Я так понимаю, что не захотела бы – не попала. Уж кто… – а она-то, про «обманы» знает с детства.
Эти «обманы» и тайны их изготовления уже не меньше семидесяти лет передаются от одного поколения сорванцов к другому. А может и до меня их делали. Дело-то простое.
…Берёшь, на тропинке роешь весной яму, а сверху порошишь её снегом. И всё. Потом сиди и смотри, кто пропадет в «обман». Всё просто. А что ещё делать? Солнце светит, тепло, а ручьи еще не набрали силу.
Потом кораблики пойдут, потом поджиги, потом рогатки, потом луки и кнуты, «как у капитана Тенкеша».
Уже никто и не помнит, кто такой был капитан Тенкеш… А кнуты остались…
– Вот! Вся сырая! Пострелята! Уши им оборвать надо… – Настёна, смеясь, показала на ногу, промокшую до колена. – Чучелы гороховые! Вот уж я вам…
Погрозила невесть кому, точно зная, что её видят.
– Заходи. Что-нибудь придумаем, – я открыл калитку, пропуская её вперед.
Полкан было, что-то хотел гавкнуть, но увидев мой взгляд, пошел к себе в конуру, сделав вид, что не заметил, ни меня, ни Настёну.
–…Давай, Настёна, разувайся, а я чай подогрею. Посидишь, успеешь работу сделать.
Настёна сняла сапог, носки положила все к печке.
…Как-то так получалось у нас, что должность почтальона переходила от матери к дочке. Я ещё хорошо помнил прабабку Настёны – тетю Марию. Она тоже была почтальоном у нас. Дружила она с моей мамой. Как бы ни шла, всегда заходила к нам, если есть кто дома. Посидят за столом, поговорят, чаю попьют. А нам-то и в радость – человек в доме. Они разговаривают, а мы слушаем. Да!.. Было такое. Запомнил я на всю жизнь разговоры эти.
…Тётка Мария-то была почтальоном всю войну. Вот так! До войны была, а потом и в войну. Запомнились мне её рассказы о войне. Запомнилось, как она говорила…
– Ведь не смотрели на меня. Боялись смотреть… Бывало в спину перекрестят, так всю войну и ходила, на спине крест несла…
Придумали бабы, что от меня что-то зависит… А я, бывало, у себя наревусь сначала, а потом только уже на улицу иду. Как увидят меня, а их-то не обманешь, так следом за мной-то и идут… Отступят и идут за мной по улице… А уж там… Ой, не приведи, Господи… всегда чуяли бабы-то … Всегда…
Бывало, на крыльце у почты встретят... это когда приснится что, или примерещится что бабам-то ночью...
В сорок втором... Залила нас война слезами-то... Порвала сердце до кровушки.
…Вот так и стоим все ревём… Я-то у себя отревусь… А девкам-то… Ой, горюшко-то какое!..
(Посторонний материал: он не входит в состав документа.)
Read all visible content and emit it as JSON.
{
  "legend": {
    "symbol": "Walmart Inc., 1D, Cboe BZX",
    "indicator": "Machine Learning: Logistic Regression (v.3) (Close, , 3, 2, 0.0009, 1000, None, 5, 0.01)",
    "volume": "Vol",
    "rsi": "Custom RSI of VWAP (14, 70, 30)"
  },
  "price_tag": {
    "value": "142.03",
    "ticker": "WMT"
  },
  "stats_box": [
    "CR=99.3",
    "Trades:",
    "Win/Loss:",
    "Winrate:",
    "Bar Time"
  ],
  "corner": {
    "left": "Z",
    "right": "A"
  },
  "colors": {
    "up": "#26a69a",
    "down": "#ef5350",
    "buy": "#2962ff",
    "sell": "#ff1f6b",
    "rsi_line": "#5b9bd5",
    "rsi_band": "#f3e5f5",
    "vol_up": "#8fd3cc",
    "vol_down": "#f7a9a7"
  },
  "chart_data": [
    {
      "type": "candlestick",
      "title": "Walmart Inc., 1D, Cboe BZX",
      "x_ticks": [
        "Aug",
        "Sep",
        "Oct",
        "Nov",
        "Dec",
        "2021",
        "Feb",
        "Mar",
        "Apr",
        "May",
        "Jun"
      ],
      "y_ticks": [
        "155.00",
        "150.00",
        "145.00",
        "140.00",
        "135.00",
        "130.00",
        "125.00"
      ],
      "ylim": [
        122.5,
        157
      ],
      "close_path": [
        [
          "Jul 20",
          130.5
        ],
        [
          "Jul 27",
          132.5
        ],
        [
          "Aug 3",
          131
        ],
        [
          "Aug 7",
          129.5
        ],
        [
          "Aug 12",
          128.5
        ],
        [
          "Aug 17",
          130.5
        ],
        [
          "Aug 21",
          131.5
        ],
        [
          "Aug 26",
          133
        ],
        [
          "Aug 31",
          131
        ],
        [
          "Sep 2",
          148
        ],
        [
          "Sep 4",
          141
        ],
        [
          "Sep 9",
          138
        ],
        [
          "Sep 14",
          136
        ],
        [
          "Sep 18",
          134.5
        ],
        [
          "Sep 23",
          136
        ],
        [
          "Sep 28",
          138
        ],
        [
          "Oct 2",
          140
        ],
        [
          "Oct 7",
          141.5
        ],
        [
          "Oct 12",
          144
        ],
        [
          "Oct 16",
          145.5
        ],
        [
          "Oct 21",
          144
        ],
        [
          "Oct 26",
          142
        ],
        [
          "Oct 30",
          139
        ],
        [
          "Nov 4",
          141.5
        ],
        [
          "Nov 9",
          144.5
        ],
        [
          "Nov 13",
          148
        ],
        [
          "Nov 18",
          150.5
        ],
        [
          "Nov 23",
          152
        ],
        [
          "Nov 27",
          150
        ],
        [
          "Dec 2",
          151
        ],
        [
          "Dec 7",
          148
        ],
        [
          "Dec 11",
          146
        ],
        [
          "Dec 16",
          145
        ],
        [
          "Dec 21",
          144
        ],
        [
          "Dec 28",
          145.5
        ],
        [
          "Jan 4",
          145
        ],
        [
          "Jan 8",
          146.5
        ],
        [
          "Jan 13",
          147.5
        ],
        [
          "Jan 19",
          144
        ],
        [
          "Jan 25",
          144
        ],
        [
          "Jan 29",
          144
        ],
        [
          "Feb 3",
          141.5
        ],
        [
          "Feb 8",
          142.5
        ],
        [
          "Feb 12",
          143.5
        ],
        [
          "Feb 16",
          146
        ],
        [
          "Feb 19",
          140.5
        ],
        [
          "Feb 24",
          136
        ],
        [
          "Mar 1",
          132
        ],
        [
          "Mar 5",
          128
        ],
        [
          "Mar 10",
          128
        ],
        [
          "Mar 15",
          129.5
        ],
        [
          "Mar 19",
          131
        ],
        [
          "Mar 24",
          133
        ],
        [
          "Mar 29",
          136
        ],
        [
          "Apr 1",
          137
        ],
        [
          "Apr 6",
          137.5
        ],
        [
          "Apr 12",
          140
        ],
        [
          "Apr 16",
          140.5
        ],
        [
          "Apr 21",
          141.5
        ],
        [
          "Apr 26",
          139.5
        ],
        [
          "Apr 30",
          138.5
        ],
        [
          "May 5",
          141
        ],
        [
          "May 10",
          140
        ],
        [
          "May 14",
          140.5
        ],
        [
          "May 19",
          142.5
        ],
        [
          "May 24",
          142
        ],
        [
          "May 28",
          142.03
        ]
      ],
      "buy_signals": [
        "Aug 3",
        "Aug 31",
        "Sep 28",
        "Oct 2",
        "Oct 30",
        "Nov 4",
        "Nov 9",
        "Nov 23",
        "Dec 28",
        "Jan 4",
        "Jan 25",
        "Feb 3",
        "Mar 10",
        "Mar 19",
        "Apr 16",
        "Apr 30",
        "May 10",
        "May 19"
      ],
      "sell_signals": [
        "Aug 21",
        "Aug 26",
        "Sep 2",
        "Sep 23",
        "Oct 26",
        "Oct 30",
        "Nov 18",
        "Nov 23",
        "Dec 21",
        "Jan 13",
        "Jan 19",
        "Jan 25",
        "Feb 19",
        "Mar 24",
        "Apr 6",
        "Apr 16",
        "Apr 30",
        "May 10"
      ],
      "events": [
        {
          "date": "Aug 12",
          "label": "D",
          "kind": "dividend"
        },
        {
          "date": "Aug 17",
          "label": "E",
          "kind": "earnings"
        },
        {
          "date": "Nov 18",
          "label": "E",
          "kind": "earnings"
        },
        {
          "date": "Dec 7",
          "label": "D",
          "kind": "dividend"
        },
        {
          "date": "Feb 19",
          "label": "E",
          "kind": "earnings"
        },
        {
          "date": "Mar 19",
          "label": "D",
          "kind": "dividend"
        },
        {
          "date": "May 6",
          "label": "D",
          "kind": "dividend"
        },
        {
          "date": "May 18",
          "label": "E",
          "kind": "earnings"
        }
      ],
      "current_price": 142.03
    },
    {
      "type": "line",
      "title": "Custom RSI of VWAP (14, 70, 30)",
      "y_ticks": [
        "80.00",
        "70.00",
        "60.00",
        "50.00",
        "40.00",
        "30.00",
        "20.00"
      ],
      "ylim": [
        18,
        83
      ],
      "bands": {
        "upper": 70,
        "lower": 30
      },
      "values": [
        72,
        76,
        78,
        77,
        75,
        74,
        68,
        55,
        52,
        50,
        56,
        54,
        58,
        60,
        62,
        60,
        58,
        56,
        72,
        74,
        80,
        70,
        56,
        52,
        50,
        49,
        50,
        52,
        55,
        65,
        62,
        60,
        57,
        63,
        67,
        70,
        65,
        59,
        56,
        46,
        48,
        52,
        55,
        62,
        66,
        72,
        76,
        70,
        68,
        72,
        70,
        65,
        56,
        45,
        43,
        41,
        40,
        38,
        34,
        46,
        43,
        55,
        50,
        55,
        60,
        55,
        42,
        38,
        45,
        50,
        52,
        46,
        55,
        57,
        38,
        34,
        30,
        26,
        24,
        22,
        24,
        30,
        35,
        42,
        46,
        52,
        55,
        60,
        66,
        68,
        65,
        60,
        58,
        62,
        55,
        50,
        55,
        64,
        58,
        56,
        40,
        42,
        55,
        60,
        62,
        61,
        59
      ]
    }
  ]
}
Бросить хотела. Никто не шел на мое место. Никто! Страшно было. Так и не привыкла. После войны еще долго боялась почту разбирать. Вот как напугал нас фашист проклятый! Мой-то может и живым-то вернулся, что тысячи раз я перекрещенная была. Боялись бабы, убьют моего – осерчаю.
…Чудной народ! А я ведь всех знаю. Всех! Всех до одного! Ой, наревусь, наревусь….
… А каждый раз, да прости меня, Господи, благодарю Господа, что в сумке мне-то, слава Господи, самой-то нет ничего… О...о...й! Война проклятая! Сколько слёз насмотрелась… Река. Река будет, если все бабские слёзы собрать. Река. Одних моих ручей будет.
…Бывало, даже газеты не хотели выписывать, чтоб, значит, я к калитке не подходила. Вот до чего доходило. На другую сторону улицы даже переходили, чтоб со мной не встретиться. Это, значит, чтоб я забыла, что они есть. Что вроде я – забуду, смерть – не вспомнит...
…Да разве не выпишешь… В сельсовете всегда спрашивали, – «сколько дворов, сколько газет выписали?»
Так ведь не только такие шли…
Бывало от своего получат письмо… не знают куда и посадить… Да… А если в госпитале… Ой! Радости сколько… Живой. О другом-то и не думали. Живой. Сколько их живых-то осталось… Мой, да…
Никто не хотел-то на моё место… Никто! А после-то… Конечно, работа вроде легкая. Легкая. Легкая, а никто не идет ведь…
В чужих-то руках оно…
Вот так и запомнилось.
…Настёна сидела, положив нога на ногу, натягивала мои носки.
– Твой что ли «обман» то делал? – я разглядывал её и удивлялся тому, кК она была похожа на бабку свою и мать.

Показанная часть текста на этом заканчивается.